Zhang, who leads Alibaba's investor calls with polish stemming from his years at global auditors Arthur Andersen and PricewaterhouseCoopers, has been CEO since 2015.
His fingerprints are on some of the company's most successful moves: he was a key architect of Alibaba's "Singles Day," the 11 November event that has become the world's largest online shopping festival.
The company has added around US$200 billion to its market value since he became CEO, and has now posted nine straight quarters of revenue growth above 50 per cent while investing in food delivery and offline retail, and pushing into Southeast Asia.

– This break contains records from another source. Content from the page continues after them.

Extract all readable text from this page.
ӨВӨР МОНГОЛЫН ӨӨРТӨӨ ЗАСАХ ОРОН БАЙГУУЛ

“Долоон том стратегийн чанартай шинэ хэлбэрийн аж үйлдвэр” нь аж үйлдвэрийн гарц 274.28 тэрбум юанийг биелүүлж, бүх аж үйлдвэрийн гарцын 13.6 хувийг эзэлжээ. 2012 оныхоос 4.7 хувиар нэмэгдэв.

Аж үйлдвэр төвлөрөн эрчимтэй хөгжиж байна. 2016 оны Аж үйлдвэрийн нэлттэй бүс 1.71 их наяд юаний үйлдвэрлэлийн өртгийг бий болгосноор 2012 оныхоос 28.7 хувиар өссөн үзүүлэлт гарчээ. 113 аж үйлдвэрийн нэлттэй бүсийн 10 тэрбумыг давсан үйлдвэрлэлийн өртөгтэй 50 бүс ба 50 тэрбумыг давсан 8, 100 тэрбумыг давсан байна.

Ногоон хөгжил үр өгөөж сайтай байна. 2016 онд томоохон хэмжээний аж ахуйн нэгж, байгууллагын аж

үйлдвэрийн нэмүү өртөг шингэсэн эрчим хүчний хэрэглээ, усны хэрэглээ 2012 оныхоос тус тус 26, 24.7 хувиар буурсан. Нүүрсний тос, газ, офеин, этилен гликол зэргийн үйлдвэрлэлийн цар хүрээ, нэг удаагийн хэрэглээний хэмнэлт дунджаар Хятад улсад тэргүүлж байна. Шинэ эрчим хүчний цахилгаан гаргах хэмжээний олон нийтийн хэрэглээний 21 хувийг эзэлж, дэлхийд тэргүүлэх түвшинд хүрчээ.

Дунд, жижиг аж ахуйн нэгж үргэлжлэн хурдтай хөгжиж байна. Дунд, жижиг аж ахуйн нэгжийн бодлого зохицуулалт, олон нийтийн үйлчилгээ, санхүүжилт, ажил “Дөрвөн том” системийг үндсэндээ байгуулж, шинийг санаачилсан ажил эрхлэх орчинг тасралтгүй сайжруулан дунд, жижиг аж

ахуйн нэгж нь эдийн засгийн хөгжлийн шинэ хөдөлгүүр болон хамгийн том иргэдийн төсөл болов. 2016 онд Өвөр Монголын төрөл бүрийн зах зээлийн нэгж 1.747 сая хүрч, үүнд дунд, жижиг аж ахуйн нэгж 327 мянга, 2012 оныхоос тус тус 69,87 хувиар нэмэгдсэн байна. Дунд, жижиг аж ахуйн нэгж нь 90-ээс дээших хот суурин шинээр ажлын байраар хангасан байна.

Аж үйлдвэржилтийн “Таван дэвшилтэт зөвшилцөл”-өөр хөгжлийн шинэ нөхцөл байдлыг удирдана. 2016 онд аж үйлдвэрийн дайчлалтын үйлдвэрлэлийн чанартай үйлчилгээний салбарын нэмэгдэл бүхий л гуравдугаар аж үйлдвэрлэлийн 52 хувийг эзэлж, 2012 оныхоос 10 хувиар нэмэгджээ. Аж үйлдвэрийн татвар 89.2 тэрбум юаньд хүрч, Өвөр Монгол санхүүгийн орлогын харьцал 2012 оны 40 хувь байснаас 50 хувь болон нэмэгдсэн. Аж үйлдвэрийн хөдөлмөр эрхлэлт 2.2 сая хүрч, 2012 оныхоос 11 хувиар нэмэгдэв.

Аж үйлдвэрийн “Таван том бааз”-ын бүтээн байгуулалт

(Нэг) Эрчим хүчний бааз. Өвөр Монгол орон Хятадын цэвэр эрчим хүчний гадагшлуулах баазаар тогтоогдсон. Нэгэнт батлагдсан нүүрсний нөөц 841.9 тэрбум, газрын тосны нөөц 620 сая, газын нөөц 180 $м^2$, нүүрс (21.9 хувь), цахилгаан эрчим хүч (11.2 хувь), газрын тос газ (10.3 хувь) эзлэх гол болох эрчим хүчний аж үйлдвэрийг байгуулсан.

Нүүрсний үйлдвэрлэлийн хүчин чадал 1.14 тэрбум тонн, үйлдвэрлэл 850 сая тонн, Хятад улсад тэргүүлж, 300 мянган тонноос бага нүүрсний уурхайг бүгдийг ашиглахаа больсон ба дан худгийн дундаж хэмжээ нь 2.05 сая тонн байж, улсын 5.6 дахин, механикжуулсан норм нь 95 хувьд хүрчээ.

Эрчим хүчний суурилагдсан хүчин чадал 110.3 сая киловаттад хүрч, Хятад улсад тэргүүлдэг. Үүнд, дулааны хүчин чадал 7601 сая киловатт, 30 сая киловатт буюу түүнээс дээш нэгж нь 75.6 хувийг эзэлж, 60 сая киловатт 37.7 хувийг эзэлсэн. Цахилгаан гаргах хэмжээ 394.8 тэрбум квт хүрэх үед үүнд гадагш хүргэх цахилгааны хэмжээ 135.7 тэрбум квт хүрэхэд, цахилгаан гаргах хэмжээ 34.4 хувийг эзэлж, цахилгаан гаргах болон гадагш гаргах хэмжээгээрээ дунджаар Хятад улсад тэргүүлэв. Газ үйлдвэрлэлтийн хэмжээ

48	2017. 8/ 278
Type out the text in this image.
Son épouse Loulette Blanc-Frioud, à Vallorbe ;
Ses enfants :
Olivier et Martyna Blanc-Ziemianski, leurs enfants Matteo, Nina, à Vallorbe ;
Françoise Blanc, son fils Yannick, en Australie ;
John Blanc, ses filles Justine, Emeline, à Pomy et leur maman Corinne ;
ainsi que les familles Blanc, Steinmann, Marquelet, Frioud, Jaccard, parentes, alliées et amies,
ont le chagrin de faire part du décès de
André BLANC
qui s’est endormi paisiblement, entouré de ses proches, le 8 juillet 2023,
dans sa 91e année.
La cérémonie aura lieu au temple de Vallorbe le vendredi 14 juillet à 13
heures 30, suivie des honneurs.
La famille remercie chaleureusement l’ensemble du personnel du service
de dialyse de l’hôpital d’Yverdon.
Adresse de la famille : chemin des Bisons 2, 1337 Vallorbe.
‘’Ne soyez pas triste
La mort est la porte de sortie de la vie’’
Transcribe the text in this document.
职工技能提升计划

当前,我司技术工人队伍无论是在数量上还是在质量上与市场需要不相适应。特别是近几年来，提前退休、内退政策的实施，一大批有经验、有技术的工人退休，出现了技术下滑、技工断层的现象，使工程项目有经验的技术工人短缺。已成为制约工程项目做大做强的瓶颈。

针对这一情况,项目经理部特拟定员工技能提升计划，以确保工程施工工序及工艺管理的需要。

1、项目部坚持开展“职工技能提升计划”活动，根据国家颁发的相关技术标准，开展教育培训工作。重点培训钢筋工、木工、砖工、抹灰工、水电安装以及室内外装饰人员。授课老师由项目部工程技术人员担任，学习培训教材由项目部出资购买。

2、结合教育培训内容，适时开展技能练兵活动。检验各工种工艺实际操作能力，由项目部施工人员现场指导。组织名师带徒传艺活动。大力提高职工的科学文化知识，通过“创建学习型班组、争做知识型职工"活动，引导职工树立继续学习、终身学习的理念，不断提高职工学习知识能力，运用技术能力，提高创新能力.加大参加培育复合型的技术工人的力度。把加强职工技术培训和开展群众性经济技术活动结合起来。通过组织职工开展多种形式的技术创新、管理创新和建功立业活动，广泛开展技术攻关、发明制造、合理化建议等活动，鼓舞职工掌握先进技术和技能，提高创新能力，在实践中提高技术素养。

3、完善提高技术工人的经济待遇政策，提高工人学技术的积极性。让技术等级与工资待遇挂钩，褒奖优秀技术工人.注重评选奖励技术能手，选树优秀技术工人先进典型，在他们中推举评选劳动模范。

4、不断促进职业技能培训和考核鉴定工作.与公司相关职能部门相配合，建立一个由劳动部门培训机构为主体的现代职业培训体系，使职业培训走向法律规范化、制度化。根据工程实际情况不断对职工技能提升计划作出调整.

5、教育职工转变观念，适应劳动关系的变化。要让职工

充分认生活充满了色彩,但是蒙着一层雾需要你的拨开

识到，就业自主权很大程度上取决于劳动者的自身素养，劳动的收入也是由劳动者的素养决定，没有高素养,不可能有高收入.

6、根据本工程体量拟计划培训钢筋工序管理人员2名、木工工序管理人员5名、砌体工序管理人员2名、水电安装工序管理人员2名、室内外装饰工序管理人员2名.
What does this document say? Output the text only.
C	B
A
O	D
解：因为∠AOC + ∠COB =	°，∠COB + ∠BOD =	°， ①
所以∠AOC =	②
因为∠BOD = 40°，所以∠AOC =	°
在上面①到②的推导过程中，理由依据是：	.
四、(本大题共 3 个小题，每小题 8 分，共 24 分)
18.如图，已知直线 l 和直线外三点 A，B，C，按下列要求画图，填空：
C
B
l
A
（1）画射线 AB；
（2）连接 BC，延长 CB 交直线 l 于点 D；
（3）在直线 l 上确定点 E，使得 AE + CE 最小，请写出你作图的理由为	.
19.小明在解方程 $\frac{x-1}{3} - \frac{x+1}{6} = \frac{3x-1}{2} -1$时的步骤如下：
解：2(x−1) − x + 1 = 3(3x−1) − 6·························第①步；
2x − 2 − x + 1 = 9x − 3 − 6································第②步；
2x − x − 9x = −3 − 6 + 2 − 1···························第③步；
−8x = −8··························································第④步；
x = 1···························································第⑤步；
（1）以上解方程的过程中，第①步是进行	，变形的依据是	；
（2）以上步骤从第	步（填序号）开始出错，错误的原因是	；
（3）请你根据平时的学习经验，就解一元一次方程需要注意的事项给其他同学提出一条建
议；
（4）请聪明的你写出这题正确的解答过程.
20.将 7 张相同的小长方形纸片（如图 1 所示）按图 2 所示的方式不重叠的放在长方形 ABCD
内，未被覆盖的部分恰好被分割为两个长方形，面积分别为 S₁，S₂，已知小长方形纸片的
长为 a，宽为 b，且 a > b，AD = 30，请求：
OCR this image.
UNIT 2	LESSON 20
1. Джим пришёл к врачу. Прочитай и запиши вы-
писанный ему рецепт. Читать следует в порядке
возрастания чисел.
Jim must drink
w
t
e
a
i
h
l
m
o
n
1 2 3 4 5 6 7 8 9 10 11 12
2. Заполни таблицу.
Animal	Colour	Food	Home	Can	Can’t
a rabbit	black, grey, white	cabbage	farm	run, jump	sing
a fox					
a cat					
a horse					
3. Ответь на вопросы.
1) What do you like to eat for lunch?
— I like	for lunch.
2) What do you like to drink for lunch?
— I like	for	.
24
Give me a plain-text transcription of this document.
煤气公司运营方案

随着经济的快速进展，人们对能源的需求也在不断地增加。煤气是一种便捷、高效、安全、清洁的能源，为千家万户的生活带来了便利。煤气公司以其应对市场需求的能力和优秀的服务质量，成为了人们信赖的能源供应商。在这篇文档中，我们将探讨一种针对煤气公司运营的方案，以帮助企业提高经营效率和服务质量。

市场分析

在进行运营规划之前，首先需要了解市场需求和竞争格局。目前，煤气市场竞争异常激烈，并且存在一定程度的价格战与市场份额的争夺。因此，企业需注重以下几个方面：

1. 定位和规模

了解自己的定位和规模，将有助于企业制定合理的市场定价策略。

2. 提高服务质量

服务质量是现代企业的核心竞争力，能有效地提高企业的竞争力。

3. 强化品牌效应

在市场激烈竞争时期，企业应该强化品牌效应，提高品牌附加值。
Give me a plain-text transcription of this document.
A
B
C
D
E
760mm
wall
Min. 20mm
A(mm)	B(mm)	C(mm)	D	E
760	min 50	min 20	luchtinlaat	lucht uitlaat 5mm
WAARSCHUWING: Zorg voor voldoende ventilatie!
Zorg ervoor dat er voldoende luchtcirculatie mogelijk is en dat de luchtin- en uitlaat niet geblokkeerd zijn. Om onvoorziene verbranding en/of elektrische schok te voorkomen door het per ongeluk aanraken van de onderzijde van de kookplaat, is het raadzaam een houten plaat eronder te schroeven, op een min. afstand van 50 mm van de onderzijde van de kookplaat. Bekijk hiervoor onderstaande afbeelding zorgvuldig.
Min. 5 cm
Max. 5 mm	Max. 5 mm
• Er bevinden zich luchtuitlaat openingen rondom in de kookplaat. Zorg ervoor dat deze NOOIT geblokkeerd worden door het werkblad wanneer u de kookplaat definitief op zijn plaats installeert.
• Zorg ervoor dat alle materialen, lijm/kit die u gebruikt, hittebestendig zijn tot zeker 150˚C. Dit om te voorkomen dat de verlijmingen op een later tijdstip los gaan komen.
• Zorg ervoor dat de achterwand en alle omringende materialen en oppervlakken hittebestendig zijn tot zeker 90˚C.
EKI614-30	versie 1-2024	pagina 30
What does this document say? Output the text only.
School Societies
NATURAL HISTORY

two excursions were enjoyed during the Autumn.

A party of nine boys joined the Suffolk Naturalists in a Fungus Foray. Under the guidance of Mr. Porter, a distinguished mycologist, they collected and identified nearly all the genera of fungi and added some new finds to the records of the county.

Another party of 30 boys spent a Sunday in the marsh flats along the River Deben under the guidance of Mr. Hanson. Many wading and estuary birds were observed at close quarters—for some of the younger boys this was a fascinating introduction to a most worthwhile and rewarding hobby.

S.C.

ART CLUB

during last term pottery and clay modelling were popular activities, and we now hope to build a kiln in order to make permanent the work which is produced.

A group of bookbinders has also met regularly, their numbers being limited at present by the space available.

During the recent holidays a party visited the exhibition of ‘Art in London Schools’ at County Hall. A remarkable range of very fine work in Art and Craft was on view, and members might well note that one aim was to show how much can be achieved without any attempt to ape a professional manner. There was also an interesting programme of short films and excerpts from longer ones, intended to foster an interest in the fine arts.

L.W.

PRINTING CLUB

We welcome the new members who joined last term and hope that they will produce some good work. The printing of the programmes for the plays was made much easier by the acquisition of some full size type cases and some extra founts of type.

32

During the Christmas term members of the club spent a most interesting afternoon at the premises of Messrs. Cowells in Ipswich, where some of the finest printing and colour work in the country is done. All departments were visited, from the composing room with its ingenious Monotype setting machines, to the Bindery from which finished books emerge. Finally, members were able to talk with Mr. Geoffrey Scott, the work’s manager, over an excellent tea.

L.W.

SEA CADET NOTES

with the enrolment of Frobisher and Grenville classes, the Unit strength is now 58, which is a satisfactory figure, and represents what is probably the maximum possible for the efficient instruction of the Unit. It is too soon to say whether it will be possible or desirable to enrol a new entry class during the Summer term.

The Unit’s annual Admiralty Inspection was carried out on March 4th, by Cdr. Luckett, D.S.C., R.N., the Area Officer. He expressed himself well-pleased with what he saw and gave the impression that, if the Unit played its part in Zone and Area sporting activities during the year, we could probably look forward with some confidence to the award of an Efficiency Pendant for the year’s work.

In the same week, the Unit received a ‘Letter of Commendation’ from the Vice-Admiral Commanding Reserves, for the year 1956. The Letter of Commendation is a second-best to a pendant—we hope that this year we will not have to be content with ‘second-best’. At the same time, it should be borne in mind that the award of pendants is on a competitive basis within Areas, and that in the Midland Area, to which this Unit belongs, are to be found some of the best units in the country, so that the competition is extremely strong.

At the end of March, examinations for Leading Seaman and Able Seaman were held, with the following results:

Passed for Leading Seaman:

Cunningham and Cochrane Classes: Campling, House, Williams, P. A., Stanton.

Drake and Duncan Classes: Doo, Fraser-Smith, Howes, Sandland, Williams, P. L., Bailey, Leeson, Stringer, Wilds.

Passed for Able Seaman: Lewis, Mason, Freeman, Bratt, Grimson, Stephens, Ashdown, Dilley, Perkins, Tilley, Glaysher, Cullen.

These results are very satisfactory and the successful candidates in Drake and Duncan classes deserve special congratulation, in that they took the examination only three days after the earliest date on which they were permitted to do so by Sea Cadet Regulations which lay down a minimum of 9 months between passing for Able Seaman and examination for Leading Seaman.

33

Crucially, Zhang oversaw the growth of retail platform Tmall, which has grown to be one of the company's most significant revenue drivers, squaring off against major Chinese e-commerce rival JD.com.
But he also inherits some challenges. Despite soaring sales, Alibaba's profit margins have been squeezed by rising competition and heavy investment to fend off rivals. The company's shares are down more than 10 per cent this year after peaking in June.
A global trade war is also hampering Alibaba's ambitions for international expansion, including into the United States.
Zhang, who joined Alibaba in 2007, sees Alibaba as an integrated ecosystem that lures consumers with movies, live-streamed sports, fast food deliveries and news.
"Alibaba today is more like all-in-one," he told investors and analysts on a call discussing the company's quarterly earnings in August.
Zhang, who is from Shanghai, said in an interview with local business publication Yicai last year that he returned to the city once a week from Alibaba's Hangzhou headquarters to recharge and spend time with his wife.
He added that he had not bought a house in Hangzhou because he didn't have time. To relax, he enjoys watching soccer and basketball.
Zhang - like Ma - has worked hard to promote the company since its 2014 listing, making appearances at the World Economic Forum in Davos and other global events.
But he doesn't have the same star power that founders in China's large tech companies hold, including Jack Ma, Baidu’s Robin Li and Tencent Holdings’ Pony Ma.
Those three frequently headline tech conferences and even government events together. Ma even did a Michael Jackson-themed dance routine at an Alibaba anniversary event last year, complete with a costume.
Zhang and his team, although working under the radar, "are ready" to take over, Ma said in a letter to staff and shareholders.
Ma described Zhang as having "superb talent, business acumen and determined leadership."
"His analytical mind is unparalleled, he holds dear our mission and vision, he embraces responsibility with passion, and he has the guts to innovate and test creative business models," Ma wrote.